Затем Наташа показала бабушке все картинки в книжках, которые захватила с собой, спеша и сбиваясь, рассказала о своем классе, о школе. Прочитала даже одно стихотворение, которое кончилось стихами: «Хоть и мала, а знает — что к чему».
…Низко склонившись над засыпающей девочкой, Анна думала, положив белую голову на крепкие рабочие руки, темно-коричневые от ветра и солнца. Думала о чем? Скорее всего о том, что Наташа когда-нибудь станет матерью и что ее детей уже не будут убивать, как убили ее сына.
Присутствие Наташи напомнило ей две встречи.
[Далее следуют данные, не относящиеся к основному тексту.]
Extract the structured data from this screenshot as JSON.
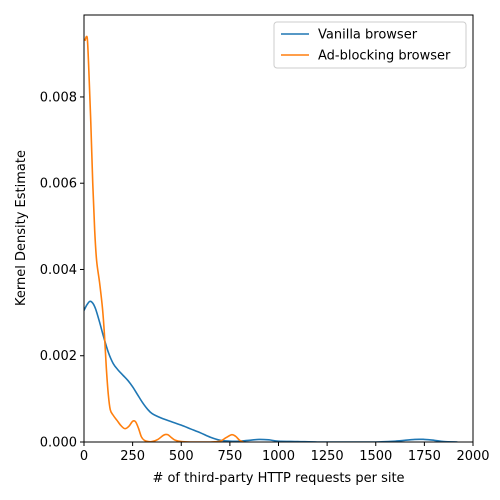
{
  "chart_data": {
    "type": "line",
    "title": "",
    "xlabel": "# of third-party HTTP requests per site",
    "ylabel": "Kernel Density Estimate",
    "xlim": [
      0,
      2000
    ],
    "ylim": [
      0,
      0.0099
    ],
    "x_ticks": [
      "0",
      "250",
      "500",
      "750",
      "1000",
      "1250",
      "1500",
      "1750",
      "2000"
    ],
    "x_tick_values": [
      0,
      250,
      500,
      750,
      1000,
      1250,
      1500,
      1750,
      2000
    ],
    "y_ticks": [
      "0.000",
      "0.002",
      "0.004",
      "0.006",
      "0.008"
    ],
    "y_tick_values": [
      0,
      0.002,
      0.004,
      0.006,
      0.008
    ],
    "grid": false,
    "legend_position": "top-right",
    "series": [
      {
        "name": "Vanilla browser",
        "color": "#1f77b4",
        "points": [
          [
            0,
            0.00305
          ],
          [
            15,
            0.00318
          ],
          [
            30,
            0.00326
          ],
          [
            45,
            0.00322
          ],
          [
            60,
            0.00308
          ],
          [
            80,
            0.00278
          ],
          [
            100,
            0.00245
          ],
          [
            125,
            0.00208
          ],
          [
            150,
            0.00182
          ],
          [
            175,
            0.00167
          ],
          [
            200,
            0.00155
          ],
          [
            225,
            0.00143
          ],
          [
            250,
            0.00128
          ],
          [
            275,
            0.0011
          ],
          [
            300,
            0.00092
          ],
          [
            325,
            0.00077
          ],
          [
            350,
            0.00066
          ],
          [
            400,
            0.00055
          ],
          [
            450,
            0.00047
          ],
          [
            500,
            0.00039
          ],
          [
            550,
            0.0003
          ],
          [
            600,
            0.00021
          ],
          [
            650,
            0.00011
          ],
          [
            700,
            4e-05
          ],
          [
            750,
            2e-05
          ],
          [
            800,
            2e-05
          ],
          [
            850,
            4e-05
          ],
          [
            900,
            6e-05
          ],
          [
            950,
            5e-05
          ],
          [
            1000,
            2e-05
          ],
          [
            1100,
            1e-05
          ],
          [
            1200,
            0.0
          ],
          [
            1300,
            0.0
          ],
          [
            1400,
            0.0
          ],
          [
            1500,
            0.0
          ],
          [
            1600,
            2e-05
          ],
          [
            1700,
            6e-05
          ],
          [
            1750,
            6e-05
          ],
          [
            1800,
            4e-05
          ],
          [
            1850,
            1e-05
          ],
          [
            1920,
            0.0
          ]
        ]
      },
      {
        "name": "Ad-blocking browser",
        "color": "#ff7f0e",
        "points": [
          [
            5,
            0.0093
          ],
          [
            12,
            0.0094
          ],
          [
            18,
            0.0093
          ],
          [
            25,
            0.0086
          ],
          [
            35,
            0.0074
          ],
          [
            45,
            0.006
          ],
          [
            55,
            0.0049
          ],
          [
            65,
            0.0042
          ],
          [
            80,
            0.0037
          ],
          [
            95,
            0.0031
          ],
          [
            105,
            0.0025
          ],
          [
            115,
            0.0017
          ],
          [
            125,
            0.0011
          ],
          [
            135,
            0.00075
          ],
          [
            150,
            0.00062
          ],
          [
            170,
            0.0005
          ],
          [
            190,
            0.00038
          ],
          [
            210,
            0.00031
          ],
          [
            230,
            0.00036
          ],
          [
            250,
            0.00048
          ],
          [
            265,
            0.00047
          ],
          [
            280,
            0.00032
          ],
          [
            295,
            0.00012
          ],
          [
            310,
            4e-05
          ],
          [
            330,
            1e-05
          ],
          [
            350,
            1e-05
          ],
          [
            380,
            6e-05
          ],
          [
            410,
            0.00016
          ],
          [
            430,
            0.00017
          ],
          [
            450,
            0.0001
          ],
          [
            470,
            4e-05
          ],
          [
            500,
            1e-05
          ],
          [
            550,
            0.0
          ],
          [
            600,
            0.0
          ],
          [
            650,
            0.0
          ],
          [
            700,
            2e-05
          ],
          [
            730,
            0.0001
          ],
          [
            760,
            0.00017
          ],
          [
            780,
            0.00013
          ],
          [
            800,
            4e-05
          ],
          [
            820,
            0.0
          ]
        ]
      }
    ]
  }
}
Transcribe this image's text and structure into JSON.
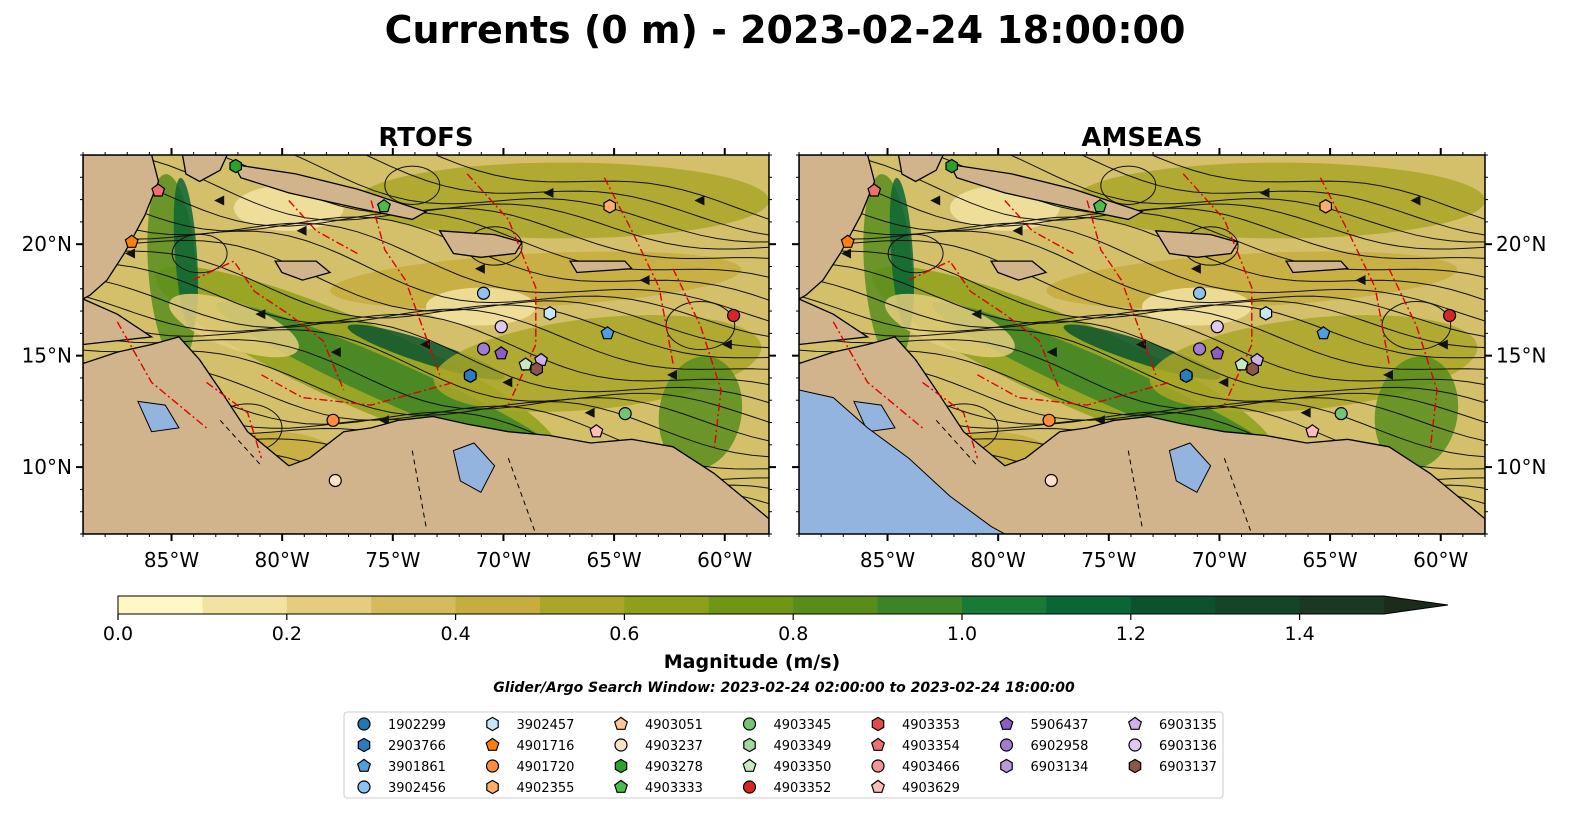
{
  "title": "Currents (0 m) - 2023-02-24 18:00:00",
  "panels": [
    {
      "name": "RTOFS"
    },
    {
      "name": "AMSEAS"
    }
  ],
  "map": {
    "lon_range": [
      -89,
      -58
    ],
    "lat_range": [
      7,
      24
    ],
    "lon_ticks": [
      {
        "value": -85,
        "label": "85°W"
      },
      {
        "value": -80,
        "label": "80°W"
      },
      {
        "value": -75,
        "label": "75°W"
      },
      {
        "value": -70,
        "label": "70°W"
      },
      {
        "value": -65,
        "label": "65°W"
      },
      {
        "value": -60,
        "label": "60°W"
      }
    ],
    "lat_ticks": [
      {
        "value": 20,
        "label": "20°N"
      },
      {
        "value": 15,
        "label": "15°N"
      },
      {
        "value": 10,
        "label": "10°N"
      }
    ],
    "land_color": "#d2b48c",
    "lake_color": "#94b4e0",
    "eez_color": "#e00000"
  },
  "colorbar": {
    "label": "Magnitude (m/s)",
    "ticks": [
      {
        "value": 0.0,
        "label": "0.0"
      },
      {
        "value": 0.2,
        "label": "0.2"
      },
      {
        "value": 0.4,
        "label": "0.4"
      },
      {
        "value": 0.6,
        "label": "0.6"
      },
      {
        "value": 0.8,
        "label": "0.8"
      },
      {
        "value": 1.0,
        "label": "1.0"
      },
      {
        "value": 1.2,
        "label": "1.2"
      },
      {
        "value": 1.4,
        "label": "1.4"
      }
    ],
    "max": 1.5,
    "colors": [
      "#fff8c4",
      "#f2e3a2",
      "#e4cd7e",
      "#d6bb5c",
      "#c6ad3e",
      "#a9a628",
      "#8ea019",
      "#6f9614",
      "#588d1c",
      "#3c8425",
      "#187a35",
      "#0a6635",
      "#0a532e",
      "#154529",
      "#1a3823",
      "#1b2b1c"
    ]
  },
  "search_window": "Glider/Argo Search Window: 2023-02-24 02:00:00 to 2023-02-24 18:00:00",
  "legend": [
    [
      {
        "label": "1902299",
        "color": "#1f77b4",
        "shape": "circle"
      },
      {
        "label": "2903766",
        "color": "#2b7bc0",
        "shape": "hexagon"
      },
      {
        "label": "3901861",
        "color": "#4f9ee0",
        "shape": "pentagon"
      },
      {
        "label": "3902456",
        "color": "#8ec3f0",
        "shape": "circle"
      }
    ],
    [
      {
        "label": "3902457",
        "color": "#c6e6fa",
        "shape": "hexagon"
      },
      {
        "label": "4901716",
        "color": "#ff7f0e",
        "shape": "pentagon"
      },
      {
        "label": "4901720",
        "color": "#fd8d3c",
        "shape": "circle"
      },
      {
        "label": "4902355",
        "color": "#fdae6b",
        "shape": "hexagon"
      }
    ],
    [
      {
        "label": "4903051",
        "color": "#fdc79a",
        "shape": "pentagon"
      },
      {
        "label": "4903237",
        "color": "#fde0c5",
        "shape": "circle"
      },
      {
        "label": "4903278",
        "color": "#2ca02c",
        "shape": "hexagon"
      },
      {
        "label": "4903333",
        "color": "#4cbb4c",
        "shape": "pentagon"
      }
    ],
    [
      {
        "label": "4903345",
        "color": "#74c476",
        "shape": "circle"
      },
      {
        "label": "4903349",
        "color": "#a1d99b",
        "shape": "hexagon"
      },
      {
        "label": "4903350",
        "color": "#c7e9c0",
        "shape": "pentagon"
      },
      {
        "label": "4903352",
        "color": "#d62728",
        "shape": "circle"
      }
    ],
    [
      {
        "label": "4903353",
        "color": "#e34a4a",
        "shape": "hexagon"
      },
      {
        "label": "4903354",
        "color": "#ef6f6f",
        "shape": "pentagon"
      },
      {
        "label": "4903466",
        "color": "#f49494",
        "shape": "circle"
      },
      {
        "label": "4903629",
        "color": "#fbbcbc",
        "shape": "pentagon"
      }
    ],
    [
      {
        "label": "5906437",
        "color": "#8c5dc4",
        "shape": "pentagon"
      },
      {
        "label": "6902958",
        "color": "#a07dd0",
        "shape": "circle"
      },
      {
        "label": "6903134",
        "color": "#b99bdc",
        "shape": "hexagon"
      }
    ],
    [
      {
        "label": "6903135",
        "color": "#cdb1ea",
        "shape": "pentagon"
      },
      {
        "label": "6903136",
        "color": "#e0c8f2",
        "shape": "circle"
      },
      {
        "label": "6903137",
        "color": "#8c564b",
        "shape": "hexagon"
      }
    ]
  ],
  "platforms": [
    {
      "id": "1902299",
      "lon": -71.5,
      "lat": 14.1
    },
    {
      "id": "2903766",
      "lon": -71.5,
      "lat": 14.1
    },
    {
      "id": "3901861",
      "lon": -65.3,
      "lat": 16.0
    },
    {
      "id": "3902456",
      "lon": -70.9,
      "lat": 17.8
    },
    {
      "id": "3902457",
      "lon": -67.9,
      "lat": 16.9
    },
    {
      "id": "4901716",
      "lon": -86.8,
      "lat": 20.1
    },
    {
      "id": "4901720",
      "lon": -77.7,
      "lat": 12.1
    },
    {
      "id": "4902355",
      "lon": -65.2,
      "lat": 21.7
    },
    {
      "id": "4903237",
      "lon": -77.6,
      "lat": 9.4
    },
    {
      "id": "4903278",
      "lon": -82.1,
      "lat": 23.5
    },
    {
      "id": "4903333",
      "lon": -75.4,
      "lat": 21.7
    },
    {
      "id": "4903345",
      "lon": -64.5,
      "lat": 12.4
    },
    {
      "id": "4903350",
      "lon": -69.0,
      "lat": 14.6
    },
    {
      "id": "4903352",
      "lon": -59.6,
      "lat": 16.8
    },
    {
      "id": "4903354",
      "lon": -85.6,
      "lat": 22.4
    },
    {
      "id": "4903629",
      "lon": -65.8,
      "lat": 11.6
    },
    {
      "id": "5906437",
      "lon": -70.1,
      "lat": 15.1
    },
    {
      "id": "6902958",
      "lon": -70.9,
      "lat": 15.3
    },
    {
      "id": "6903135",
      "lon": -68.3,
      "lat": 14.8
    },
    {
      "id": "6903136",
      "lon": -70.1,
      "lat": 16.3
    },
    {
      "id": "6903137",
      "lon": -68.5,
      "lat": 14.4
    }
  ]
}
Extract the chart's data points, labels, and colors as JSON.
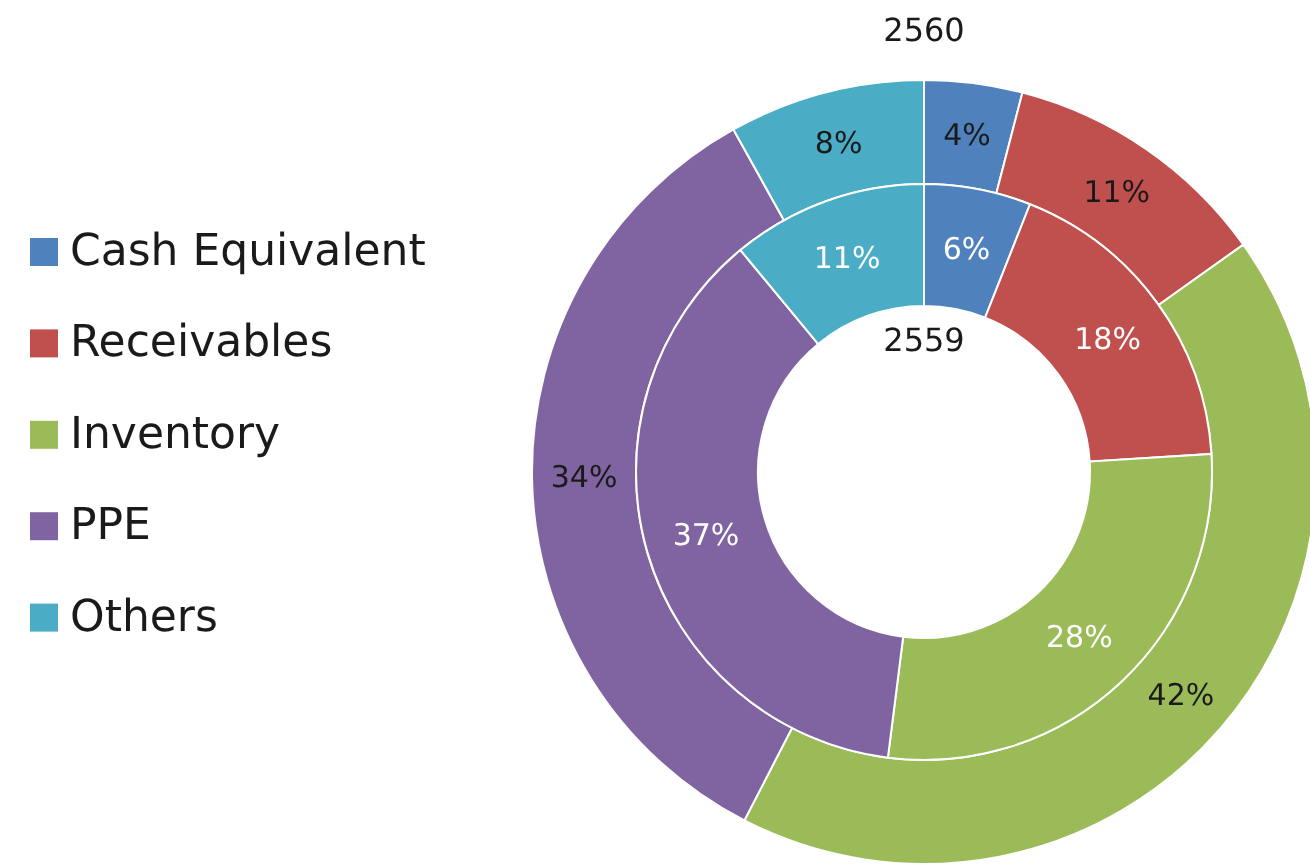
{
  "chart_data": {
    "type": "donut",
    "categories": [
      "Cash Equivalent",
      "Receivables",
      "Inventory",
      "PPE",
      "Others"
    ],
    "colors": [
      "#4f81bd",
      "#c0504d",
      "#9bbb59",
      "#8064a2",
      "#4bacc6"
    ],
    "series": [
      {
        "name": "2560",
        "values": [
          4,
          11,
          42,
          34,
          8
        ],
        "value_labels": [
          "4%",
          "11%",
          "42%",
          "34%",
          "8%"
        ]
      },
      {
        "name": "2559",
        "values": [
          6,
          18,
          28,
          37,
          11
        ],
        "value_labels": [
          "6%",
          "18%",
          "28%",
          "37%",
          "11%"
        ]
      }
    ],
    "legend": "left"
  }
}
Одна встреча — это случилось несколько лет назад — была очень грустной, тяжелой. Через полустанок, примыкавший к селу, медленно полз длинный состав товарных вагонов, приспособленных для пассажиров. Из вагонов доносился тихий стон, приглушенные всхлипывания, как будто плакал и стонал сам состав. Все село высыпало к поезду. Увидели: на нарах лежали искаженные страданиями люди. У широко распахнутых дверей одного из вагонов, против которого стояла Анна, в бессильной позе полулежала изможденная женщина, жадно хватала ртом воздух, а рядом прижавшись к ее плоской груди, лежал ребенок лет пяти, девочка, и тупо глядела на людей, окруживших вагон… Это направлялись в тыл спасенные из блокады ленинградцы. Пока женщиной с ребенком занимались врач и сестры, оказывая им помощь, Анна успела сходить домой, принесла два литра свежего молока, комок масла и стакан варенья. Анна подала старшему по вагону продукты, сказала: «Это вот ей. Почему нельзя? От матери и матери все можно», — и старший врач не возразил. Перед отправлением мать-ленинградка и мать-колхозница встретились глазами и навсегда запомнили друг друга.
Суждено им было встретиться еще раз. И совсем недавно. Шел май, все — в селе, за селом и у полустанка — ожило, весеннее солнце грело проснувшуюся и помолодевшую землю. Как-то в воскресенье Анна ходила на полустанок, чтобы опустить, как это она часто делала, письмо в почтовый ящик пассажирского поезда. Анну окликнули, она обернулась: к ней спешила женщина — молодая кареглазая, с высокой грудью, рядом с ней девочка — белокурая и с такими же карими глазами, как у матери. Анна недоуменно оглядела женщину с ребенком.
— Не узнаете? — весело спросила молодая женщина.
Анна оглядела незнакомку с ног до головы, девочку, первые весенние цветы, которые девочка прижимала к белому платью, перевела взгляд на поезд…
— Это вы? — ответила Анна вопросом на вопрос.